Já encontrámos o paradoxo de um “tempo” em que o futuro se apresenta, de algum modo, anterior ao presente. De modo recíproco, o passado pode tornar-se presente, por uma evocação da memória, conferindo ao que nos parecia perdido para sempre o sabor de um novo nascimento: é o hidush.
Tudo se passa como se o passado e o futuro se encontrassem ambos misteriosamente ocultos num presente cujo papel consistisse em actualizar este ou aquele elemento segundo a ordem de uma invisível sabedoria. A língua hebraica emprega muitas vezes o futuro para designar um acontecimento passado, saltando sobre o presente, pois que este engloba justamente todo o tempo na sua quase eternidade.

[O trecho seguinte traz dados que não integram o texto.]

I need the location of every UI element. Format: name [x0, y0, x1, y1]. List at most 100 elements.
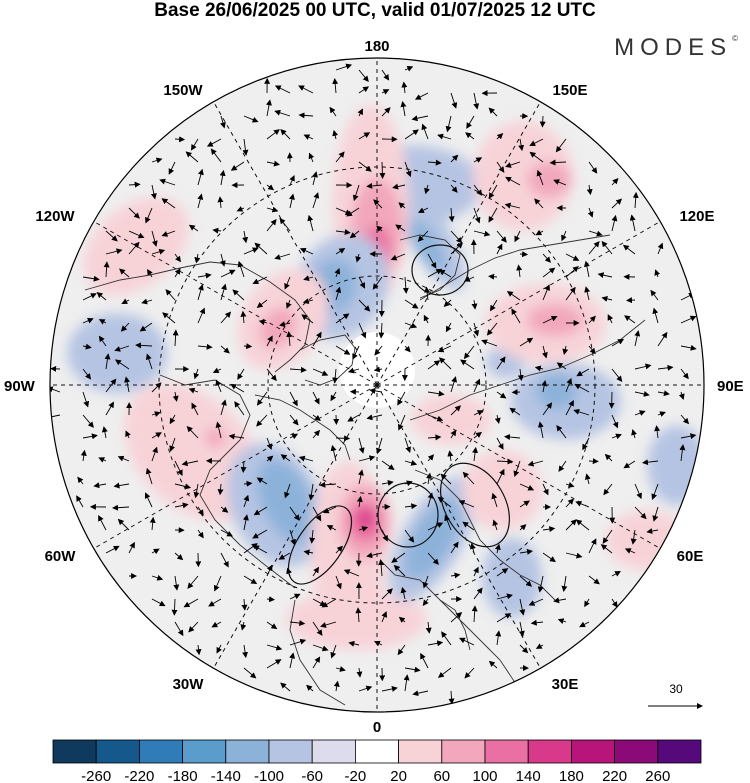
wind-vector — [395, 224, 406, 232]
wind-vector — [266, 219, 277, 232]
wind-vector — [427, 360, 441, 370]
wind-vector — [50, 414, 61, 421]
wind-vector — [651, 483, 659, 500]
wind-vector — [481, 339, 498, 347]
wind-vector — [332, 129, 339, 140]
wind-vector — [518, 621, 525, 637]
wind-vector — [463, 345, 475, 360]
wind-vector — [333, 680, 340, 692]
wind-vector — [145, 353, 153, 370]
wind-vector — [565, 253, 580, 261]
wind-vector — [425, 621, 432, 634]
wind-vector — [256, 299, 268, 309]
wind-vector — [288, 193, 295, 209]
wind-vector — [450, 572, 461, 579]
wind-vector — [558, 460, 567, 472]
wind-vector — [588, 538, 597, 554]
lon-label-60w: 60W — [45, 548, 77, 565]
wind-vector — [105, 378, 117, 393]
lon-label-90e: 90E — [717, 378, 744, 395]
wind-vector — [632, 191, 639, 209]
wind-vector — [197, 193, 204, 209]
wind-vector — [77, 476, 84, 485]
wind-vector — [217, 196, 224, 209]
meridian-line — [93, 384, 378, 549]
wind-vector — [565, 286, 576, 301]
wind-vector — [542, 315, 558, 324]
wind-vector — [376, 225, 383, 232]
colorbar-tick-label: 20 — [390, 768, 407, 783]
wind-vector — [144, 492, 153, 508]
wind-vector — [266, 659, 282, 669]
wind-vector — [307, 214, 314, 232]
wind-vector — [519, 644, 529, 654]
colorbar-swatch — [311, 739, 356, 764]
wind-vector — [285, 299, 292, 309]
wind-vector — [286, 331, 293, 347]
wind-vector — [511, 308, 521, 324]
wind-vector — [98, 457, 107, 463]
wind-vector — [174, 253, 181, 263]
wind-vector — [197, 272, 212, 279]
wind-vector — [542, 402, 553, 416]
wind-vector — [284, 483, 291, 499]
wind-vector — [256, 391, 268, 406]
wind-vector — [495, 630, 502, 646]
wind-vector — [195, 644, 202, 656]
wind-vector — [128, 230, 145, 239]
wind-vector — [584, 473, 591, 485]
wind-vector — [312, 566, 320, 577]
wind-vector — [220, 345, 230, 354]
wind-vector — [335, 545, 343, 554]
wind-vector — [306, 684, 314, 692]
wind-vector — [266, 129, 280, 140]
wind-vector — [210, 148, 222, 163]
brand-name: MODES — [614, 34, 733, 61]
lon-label-30e: 30E — [552, 676, 579, 693]
wind-vector — [631, 429, 637, 439]
lon-label-120e: 120E — [679, 208, 714, 225]
colorbar-tick-label: -180 — [168, 768, 198, 783]
wind-vector — [151, 230, 158, 247]
wind-vector — [448, 207, 455, 223]
wind-vector — [657, 390, 670, 397]
lon-label-150w: 150W — [163, 82, 203, 99]
wind-vector — [330, 644, 337, 659]
colorbar-labels: -260 -220 -180 -140 -100 -60 -20 20 60 100 140 180 2… — [81, 768, 670, 783]
wind-vector — [404, 322, 418, 329]
wind-vector — [404, 299, 419, 309]
wind-vector — [611, 338, 625, 347]
wind-vector — [197, 343, 213, 350]
wind-vector — [332, 368, 339, 384]
anomaly-blob — [411, 394, 492, 445]
wind-vector — [381, 69, 390, 81]
wind-vector — [289, 433, 299, 440]
wind-vector — [242, 230, 249, 244]
wind-vector — [103, 261, 110, 278]
wind-vector — [473, 230, 491, 237]
colorbar-swatch — [225, 739, 270, 764]
wind-vector — [252, 276, 268, 285]
wind-vector — [76, 495, 84, 508]
wind-vector — [584, 598, 590, 608]
wind-vector — [243, 575, 258, 585]
wind-vector — [266, 368, 277, 382]
wind-vector — [374, 345, 383, 356]
colorbar-tick-label: 100 — [472, 768, 497, 783]
wind-vector — [147, 268, 153, 278]
wind-vector — [289, 506, 300, 521]
wind-vector — [197, 284, 204, 301]
wind-vector — [161, 230, 176, 237]
wind-vector — [105, 230, 118, 242]
wind-vector — [541, 345, 548, 359]
wind-vector — [355, 607, 362, 623]
wind-vector — [145, 207, 153, 224]
wind-vector — [657, 331, 668, 347]
wind-vector — [438, 269, 452, 278]
colorbar — [52, 739, 702, 764]
wind-vector — [536, 169, 544, 186]
colorbar-swatch — [398, 739, 443, 764]
colorbar-swatch — [441, 739, 486, 764]
wind-vector — [519, 548, 533, 555]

(…) Os aspectos históricos da religião têm um significado para o místico, principalmente como símbolos de actos que ele concebe como separados do tempo ou que se repetem constantemente na alma de todo o homem.” (…) Logo, está ao alcance de qualquer um a interiorização do acontecimento e também o conhecimento das profecias, anúncio e antecipação dos últimos tempos.
(…) Daí a possibilidade de uma misteriosa involução do tempo: “A opinião comum da cabalismo considera o caminho místico para Deus como uma transposição do processo pelo qual somos emanados de Deus. Conhecer as etapas do processo criador é conhecer igualmente as etapas do regresso à raiz de toda a existência.”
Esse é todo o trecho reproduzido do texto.